Luckily, with a few small ingredient changes, most foods can be prepared vegan. Exchange dairy milk for plant milk, omit cheese or use a vegan (or homemade) alternative, and substitute vegan butter or margarine for butter. For an egg, use a binding replacement such as flax egg, banana, or applesauce. Yes, they all work! Experiment to discover what your preference is.
#7 Cue Céline’s Rendition of All by Myself
Join both local and beginner vegan Facebook groups. This online social network will help you build a sense of community and provide a TON of support. Having a space to ask “Is this ingredient vegan?!,” or share recipes, favorite products, local news, or just exchange silly memes goes a long way when you’re flying solo. Even if you never go to an event or meet up with the other members, it’s nice to connect with a new local community. I am in lots of vegan groups! I always join new ones when traveling to a foreign city for an extended time. Thanks to these groups, I’ve now been to two different vegan food festivals!
#8 Leaving Your Own Kitchen
Even in some pretty remote locations, I’ve never had trouble finding something to eat. The only thing that changes is how easily I can access veg-friendly restaurants and the level of variety available. My number one tip for travel is to use the HappyCow app. There is even a feature where you can plan and save future trips, which I use a lot!
Even in what feels like the middle of nowhere, thankfully, there’s always some kind of market, shop, or a gas station to find a snack bar, nuts, and fresh fruit… If you get really lucky, maybe you can find a sandwich wrap or some hummus and vegetables.
#9 Prepare for Takeoff
When heading to the airport or train station, always bring food!
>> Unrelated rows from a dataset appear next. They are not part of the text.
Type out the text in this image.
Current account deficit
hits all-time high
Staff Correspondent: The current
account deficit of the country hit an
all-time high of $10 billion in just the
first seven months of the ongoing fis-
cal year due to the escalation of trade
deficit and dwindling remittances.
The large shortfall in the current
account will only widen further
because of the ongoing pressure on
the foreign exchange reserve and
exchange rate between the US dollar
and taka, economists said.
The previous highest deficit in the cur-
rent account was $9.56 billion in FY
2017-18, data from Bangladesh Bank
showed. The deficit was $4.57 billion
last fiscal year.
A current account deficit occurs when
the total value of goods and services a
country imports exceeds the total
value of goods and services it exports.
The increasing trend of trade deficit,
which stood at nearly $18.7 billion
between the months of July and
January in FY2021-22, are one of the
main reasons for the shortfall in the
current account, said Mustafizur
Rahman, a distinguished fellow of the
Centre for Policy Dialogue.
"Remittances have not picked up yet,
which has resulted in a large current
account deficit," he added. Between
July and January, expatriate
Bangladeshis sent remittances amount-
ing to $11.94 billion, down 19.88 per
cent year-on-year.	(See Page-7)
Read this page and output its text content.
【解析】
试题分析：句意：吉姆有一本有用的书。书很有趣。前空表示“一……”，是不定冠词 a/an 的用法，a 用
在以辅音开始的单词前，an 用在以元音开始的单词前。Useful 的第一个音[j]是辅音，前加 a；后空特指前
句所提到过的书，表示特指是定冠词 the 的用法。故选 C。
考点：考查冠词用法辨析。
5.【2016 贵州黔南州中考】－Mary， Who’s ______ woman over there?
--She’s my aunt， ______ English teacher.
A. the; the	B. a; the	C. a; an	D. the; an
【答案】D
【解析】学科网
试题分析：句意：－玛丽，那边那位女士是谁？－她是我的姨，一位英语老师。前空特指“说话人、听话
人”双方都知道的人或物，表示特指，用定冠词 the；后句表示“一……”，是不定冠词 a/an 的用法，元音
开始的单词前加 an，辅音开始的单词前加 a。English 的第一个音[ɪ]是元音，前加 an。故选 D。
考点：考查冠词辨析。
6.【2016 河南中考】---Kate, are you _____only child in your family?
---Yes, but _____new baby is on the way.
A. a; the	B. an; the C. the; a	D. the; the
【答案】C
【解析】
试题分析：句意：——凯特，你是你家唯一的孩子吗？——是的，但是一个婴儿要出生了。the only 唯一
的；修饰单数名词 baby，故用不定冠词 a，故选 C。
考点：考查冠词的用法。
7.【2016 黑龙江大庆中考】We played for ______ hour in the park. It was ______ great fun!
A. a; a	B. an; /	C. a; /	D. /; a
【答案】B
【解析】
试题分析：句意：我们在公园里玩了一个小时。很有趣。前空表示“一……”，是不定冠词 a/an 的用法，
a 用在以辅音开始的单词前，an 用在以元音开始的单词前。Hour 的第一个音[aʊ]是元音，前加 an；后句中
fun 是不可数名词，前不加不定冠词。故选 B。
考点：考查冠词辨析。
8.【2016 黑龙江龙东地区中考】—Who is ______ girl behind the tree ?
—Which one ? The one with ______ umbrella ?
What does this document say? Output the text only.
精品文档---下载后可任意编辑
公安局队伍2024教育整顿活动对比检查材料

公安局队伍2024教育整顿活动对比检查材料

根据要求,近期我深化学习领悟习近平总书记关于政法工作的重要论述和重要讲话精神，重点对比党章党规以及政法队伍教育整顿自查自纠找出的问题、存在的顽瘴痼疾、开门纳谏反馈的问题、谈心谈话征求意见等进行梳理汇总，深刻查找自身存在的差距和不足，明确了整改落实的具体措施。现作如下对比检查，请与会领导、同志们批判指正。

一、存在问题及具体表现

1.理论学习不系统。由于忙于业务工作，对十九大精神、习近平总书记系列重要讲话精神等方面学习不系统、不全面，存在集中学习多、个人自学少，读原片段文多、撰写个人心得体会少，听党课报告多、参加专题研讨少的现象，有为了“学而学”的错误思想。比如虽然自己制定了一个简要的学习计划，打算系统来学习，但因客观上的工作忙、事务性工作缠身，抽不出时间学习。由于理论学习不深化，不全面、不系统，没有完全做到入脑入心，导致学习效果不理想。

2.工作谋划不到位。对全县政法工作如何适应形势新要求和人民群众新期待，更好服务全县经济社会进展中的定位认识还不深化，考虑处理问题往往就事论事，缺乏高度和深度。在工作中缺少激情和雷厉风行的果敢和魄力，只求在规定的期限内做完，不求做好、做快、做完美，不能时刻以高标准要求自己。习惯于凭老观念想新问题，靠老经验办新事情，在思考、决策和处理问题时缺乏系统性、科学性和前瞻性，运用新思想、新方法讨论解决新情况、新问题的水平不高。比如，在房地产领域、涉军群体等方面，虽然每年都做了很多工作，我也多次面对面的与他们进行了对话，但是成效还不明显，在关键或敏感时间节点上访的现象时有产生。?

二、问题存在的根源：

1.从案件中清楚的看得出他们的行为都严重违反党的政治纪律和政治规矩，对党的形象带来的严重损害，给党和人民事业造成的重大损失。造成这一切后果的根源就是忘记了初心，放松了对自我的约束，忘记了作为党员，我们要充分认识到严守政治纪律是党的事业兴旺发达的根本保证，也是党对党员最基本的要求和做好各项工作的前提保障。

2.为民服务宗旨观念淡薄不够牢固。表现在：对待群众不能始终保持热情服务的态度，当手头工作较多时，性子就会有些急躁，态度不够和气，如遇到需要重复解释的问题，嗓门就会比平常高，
During long flights, I request a special meal ahead of my flight (usually 48 hours in advance, depending on the airline.) In addition to my meal request, I also bring something with me… just knowing I have something with me in my bag is reassuring. Packing backup food also comes in handy if the in-flight meal is inedible or worse—it doesn’t make it on the plane! Depending on your travels, remember to eat whatever you’ve packed before landing internationally to avoid any issues with international laws.
#10 Staying Social
Never show up to work parties, events or gatherings hungry! I find, if I arrive expecting there to be options for me, I’m likely to be majorly disappointed. As a precaution, I always assume there won’t be vegan options and plan to eat a little something beforehand. That way, if there are exciting things I can eat, it’s a wonderful surprise. As a frequent snacker, I always keep a granola bar and a fresh piece of fruit in my bag.
You Do YOU!
Something I had feared when beginning my journey was what other people’s reactions might be to my personal choices. Vegans are the butt of many jokes, and that’s never fun. For the first few months, I didn’t tell many people I was eating vegan, to avoid their criticism… But after two years, I can honestly say most people don’t care. There’s been only one colleague who’s mocked me, and instead of finding it hurtful as I feared, his childish behavior was just unflattering and annoying.
I feel truly fortunate that so many of my family members have been supportive enough to give the diet a try! I understand this isn’t the case for most people, and my advice is to stick to your why and inspire others through your delicious meals, positive attitude, and radiant health. Avoid judgment or forcing others to the truth if they aren’t interested. If your family still gives you a hard time, I’ve included a link to Earthing Ed’s wonderful eBook to equip yourself with retorts for the most common insensitive comments, jokes or rude questions.